Standing back, though, the greater weakness of the intrinsic vs. instrumental question is that it remains a question asked from the perspective of those concerned for cultural sphere – those in the cultural sphere – it’s a cultural question, and one that is very often rooted to some extent in the sub-text of how continued support for a cultural activity can be secured. It comes from decades of looking at culture and its impacts on society, which has included observing some very significant instrumental and intrinsic benefits that are now much better understood as a result, and deriving evidence to create a case for cultural funding that would otherwise have been lacking. But it is still looking at culture, and indeed at culture as a relatively discrete object so that it can be looked at at all.

The key to unlocking the greatest opportunities for culture, cultural heritage and inclusive growth, I suggest, is to ask not, ‘what are the impacts of culture’, but ‘what are the challenges and opportunities in the world, and what help, if any, could culture provide in responding to those challenges and opportunities?’ Sometimes that help will draw on culture’s instrumental impacts, and sometimes on its intrinsic ones, but the question is now one of purpose, and now culture can become one instrument of many in an orchestra of purpose.
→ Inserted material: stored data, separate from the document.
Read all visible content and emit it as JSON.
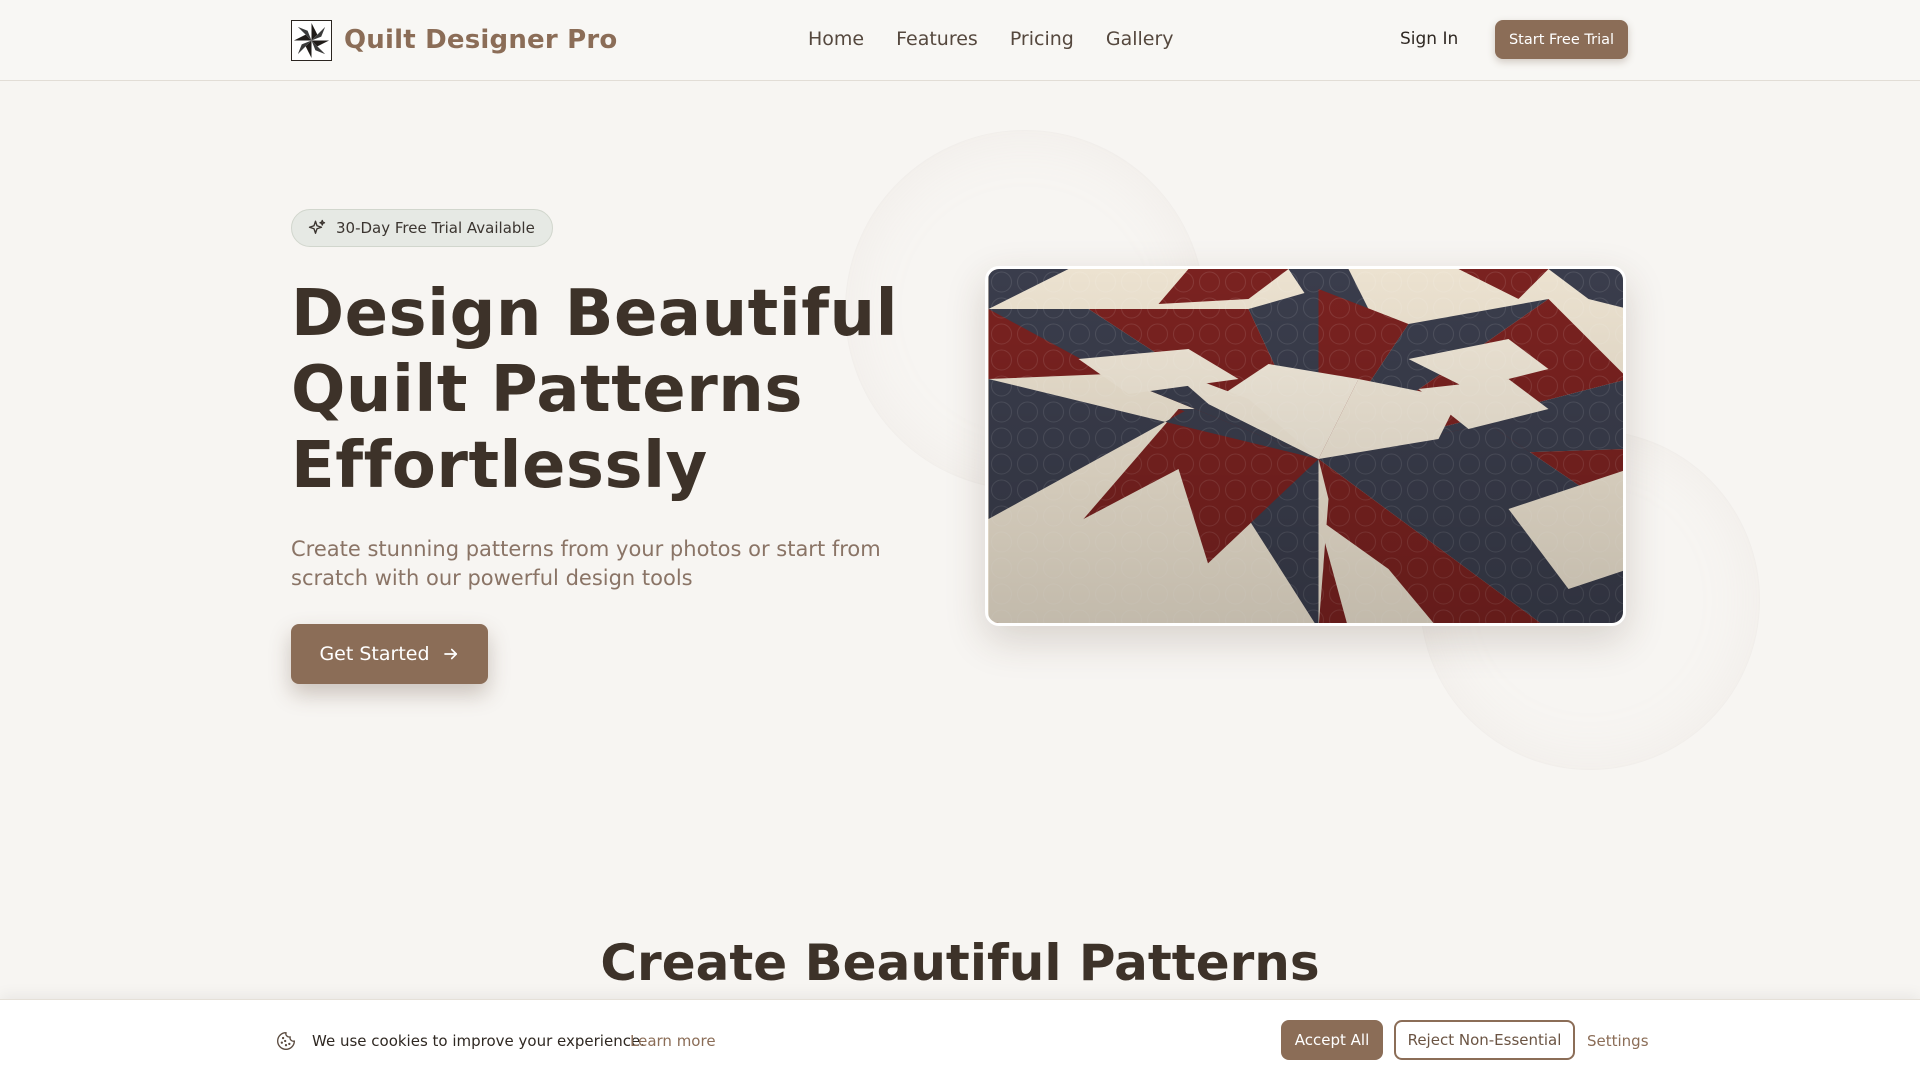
{
  "brand": {
    "name": "Quilt Designer Pro",
    "accent_color": "#8b6d57",
    "logo_icon": "quilt-star-icon"
  },
  "nav": {
    "links": [
      "Home",
      "Features",
      "Pricing",
      "Gallery"
    ],
    "sign_in": "Sign In",
    "trial_button": "Start Free Trial"
  },
  "hero": {
    "badge": "30-Day Free Trial Available",
    "badge_icon": "sparkle-icon",
    "title_lines": [
      "Design Beautiful",
      "Quilt Patterns",
      "Effortlessly"
    ],
    "subtitle": "Create stunning patterns from your photos or start from scratch with our powerful design tools",
    "cta": "Get Started",
    "cta_icon": "arrow-right-icon",
    "image_subject": "star-quilt-photo"
  },
  "section": {
    "title": "Create Beautiful Patterns"
  },
  "cookie": {
    "icon": "cookie-icon",
    "message": "We use cookies to improve your experience.",
    "learn_more": "Learn more",
    "accept": "Accept All",
    "reject": "Reject Non-Essential",
    "settings": "Settings"
  },
  "colors": {
    "page_bg": "#f7f5f2",
    "heading": "#3d3229",
    "subtitle": "#8a7466",
    "quilt_red": "#7a2220",
    "quilt_navy": "#3a3d4c",
    "quilt_cream": "#efe6d6"
  }
}
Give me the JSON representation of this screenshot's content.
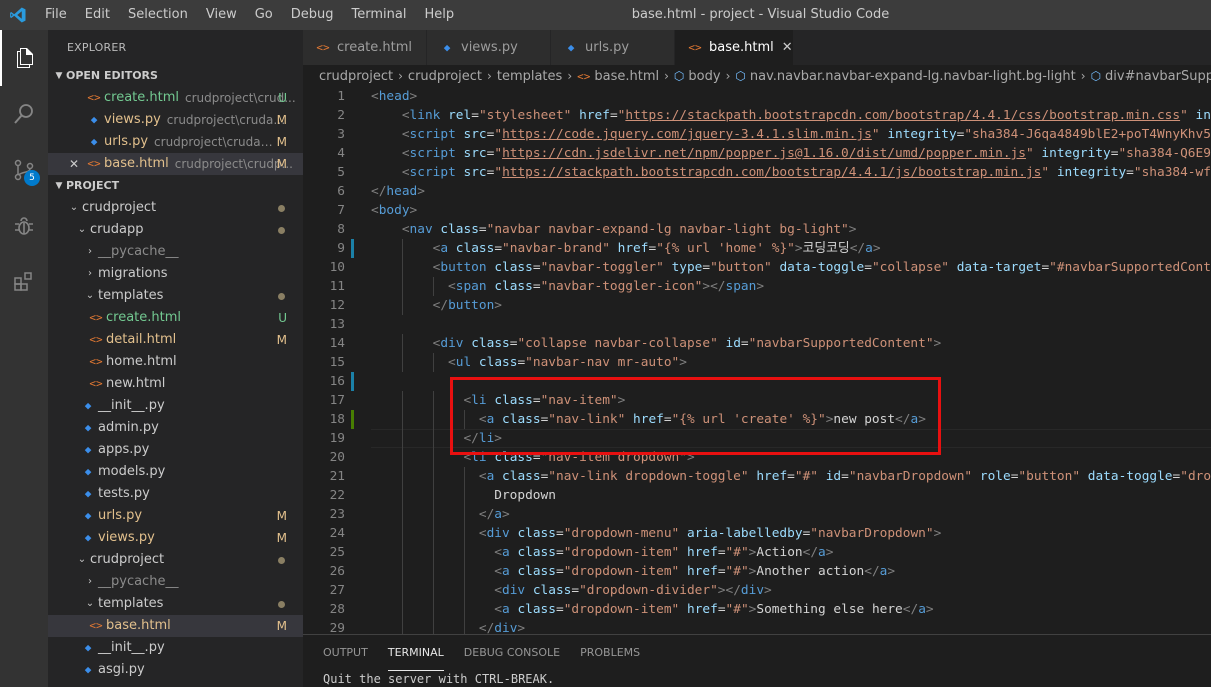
{
  "window": {
    "title": "base.html - project - Visual Studio Code"
  },
  "menu": [
    "File",
    "Edit",
    "Selection",
    "View",
    "Go",
    "Debug",
    "Terminal",
    "Help"
  ],
  "activity": {
    "scm_badge": "5"
  },
  "sidebar": {
    "title": "EXPLORER",
    "open_editors_header": "OPEN EDITORS",
    "open_editors": [
      {
        "label": "create.html",
        "desc": "crudproject\\crud...",
        "status": "U",
        "type": "html"
      },
      {
        "label": "views.py",
        "desc": "crudproject\\crudapp",
        "status": "M",
        "type": "py"
      },
      {
        "label": "urls.py",
        "desc": "crudproject\\crudapp",
        "status": "M",
        "type": "py"
      },
      {
        "label": "base.html",
        "desc": "crudproject\\crudp...",
        "status": "M",
        "type": "html"
      }
    ],
    "project_header": "PROJECT",
    "tree": [
      {
        "label": "crudproject",
        "kind": "folder"
      },
      {
        "label": "crudapp",
        "kind": "folder"
      },
      {
        "label": "__pycache__",
        "kind": "folder-closed"
      },
      {
        "label": "migrations",
        "kind": "folder-closed"
      },
      {
        "label": "templates",
        "kind": "folder"
      },
      {
        "label": "create.html",
        "kind": "html",
        "status": "U"
      },
      {
        "label": "detail.html",
        "kind": "html",
        "status": "M"
      },
      {
        "label": "home.html",
        "kind": "html"
      },
      {
        "label": "new.html",
        "kind": "html"
      },
      {
        "label": "__init__.py",
        "kind": "py"
      },
      {
        "label": "admin.py",
        "kind": "py"
      },
      {
        "label": "apps.py",
        "kind": "py"
      },
      {
        "label": "models.py",
        "kind": "py"
      },
      {
        "label": "tests.py",
        "kind": "py"
      },
      {
        "label": "urls.py",
        "kind": "py",
        "status": "M"
      },
      {
        "label": "views.py",
        "kind": "py",
        "status": "M"
      },
      {
        "label": "crudproject",
        "kind": "folder"
      },
      {
        "label": "__pycache__",
        "kind": "folder-closed"
      },
      {
        "label": "templates",
        "kind": "folder"
      },
      {
        "label": "base.html",
        "kind": "html",
        "status": "M"
      },
      {
        "label": "__init__.py",
        "kind": "py"
      },
      {
        "label": "asgi.py",
        "kind": "py"
      }
    ]
  },
  "tabs": [
    {
      "label": "create.html",
      "type": "html"
    },
    {
      "label": "views.py",
      "type": "py"
    },
    {
      "label": "urls.py",
      "type": "py"
    },
    {
      "label": "base.html",
      "type": "html",
      "active": true
    }
  ],
  "breadcrumb": [
    "crudproject",
    "crudproject",
    "templates",
    "base.html",
    "body",
    "nav.navbar.navbar-expand-lg.navbar-light.bg-light",
    "div#navbarSupportedCon"
  ],
  "code_lines": [
    {
      "n": "1",
      "text": "<head>"
    },
    {
      "n": "2",
      "text": "    <link rel=\"stylesheet\" href=\"https://stackpath.bootstrapcdn.com/bootstrap/4.4.1/css/bootstrap.min.css\" int"
    },
    {
      "n": "3",
      "text": "    <script src=\"https://code.jquery.com/jquery-3.4.1.slim.min.js\" integrity=\"sha384-J6qa4849blE2+poT4WnyKhv5"
    },
    {
      "n": "4",
      "text": "    <script src=\"https://cdn.jsdelivr.net/npm/popper.js@1.16.0/dist/umd/popper.min.js\" integrity=\"sha384-Q6E9"
    },
    {
      "n": "5",
      "text": "    <script src=\"https://stackpath.bootstrapcdn.com/bootstrap/4.4.1/js/bootstrap.min.js\" integrity=\"sha384-wf"
    },
    {
      "n": "6",
      "text": "</head>"
    },
    {
      "n": "7",
      "text": "<body>"
    },
    {
      "n": "8",
      "text": "    <nav class=\"navbar navbar-expand-lg navbar-light bg-light\">"
    },
    {
      "n": "9",
      "text": "        <a class=\"navbar-brand\" href=\"{% url 'home' %}\">코딩코딩</a>"
    },
    {
      "n": "10",
      "text": "        <button class=\"navbar-toggler\" type=\"button\" data-toggle=\"collapse\" data-target=\"#navbarSupportedCont"
    },
    {
      "n": "11",
      "text": "          <span class=\"navbar-toggler-icon\"></span>"
    },
    {
      "n": "12",
      "text": "        </button>"
    },
    {
      "n": "13",
      "text": ""
    },
    {
      "n": "14",
      "text": "        <div class=\"collapse navbar-collapse\" id=\"navbarSupportedContent\">"
    },
    {
      "n": "15",
      "text": "          <ul class=\"navbar-nav mr-auto\">"
    },
    {
      "n": "16",
      "text": ""
    },
    {
      "n": "17",
      "text": "            <li class=\"nav-item\">"
    },
    {
      "n": "18",
      "text": "              <a class=\"nav-link\" href=\"{% url 'create' %}\">new post</a>"
    },
    {
      "n": "19",
      "text": "            </li>"
    },
    {
      "n": "20",
      "text": "            <li class=\"nav-item dropdown\">"
    },
    {
      "n": "21",
      "text": "              <a class=\"nav-link dropdown-toggle\" href=\"#\" id=\"navbarDropdown\" role=\"button\" data-toggle=\"dro"
    },
    {
      "n": "22",
      "text": "                Dropdown"
    },
    {
      "n": "23",
      "text": "              </a>"
    },
    {
      "n": "24",
      "text": "              <div class=\"dropdown-menu\" aria-labelledby=\"navbarDropdown\">"
    },
    {
      "n": "25",
      "text": "                <a class=\"dropdown-item\" href=\"#\">Action</a>"
    },
    {
      "n": "26",
      "text": "                <a class=\"dropdown-item\" href=\"#\">Another action</a>"
    },
    {
      "n": "27",
      "text": "                <div class=\"dropdown-divider\"></div>"
    },
    {
      "n": "28",
      "text": "                <a class=\"dropdown-item\" href=\"#\">Something else here</a>"
    },
    {
      "n": "29",
      "text": "              </div>"
    }
  ],
  "panel": {
    "tabs": [
      "OUTPUT",
      "TERMINAL",
      "DEBUG CONSOLE",
      "PROBLEMS"
    ],
    "active": "TERMINAL",
    "terminal_text": "Quit the server with CTRL-BREAK."
  },
  "colors": {
    "accent": "#007acc",
    "modified": "#e2c08d",
    "untracked": "#73c991",
    "highlight_box": "#e81010"
  }
}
The key to being part of that orchestra, rather than being a busker holding a cap to keep playing the violin, is to be round the table when the approaches to challenges and opportunities are designed and developed: culture needs to aim to be in the front desk (maybe of the cellos), rather than fourth flute. It is true that to get around the table in the first place will require some evidence of culture’s extra-cultural value, but the focus of getting the evidence could be more about winning a seat at the table, more of which later, and less about winning further funding: they might be related, but are not the same.

This chapter looks, in broad brush strokes at what culture and cultural heritage are, and at some of the things they can achieve, before moving on to look at some the future opportunities for culture and cultural heritage in inclusive growth, and what might help unlock them. But first, true to form, it looks at some of the challenges and opportunities, outside the cultural sector.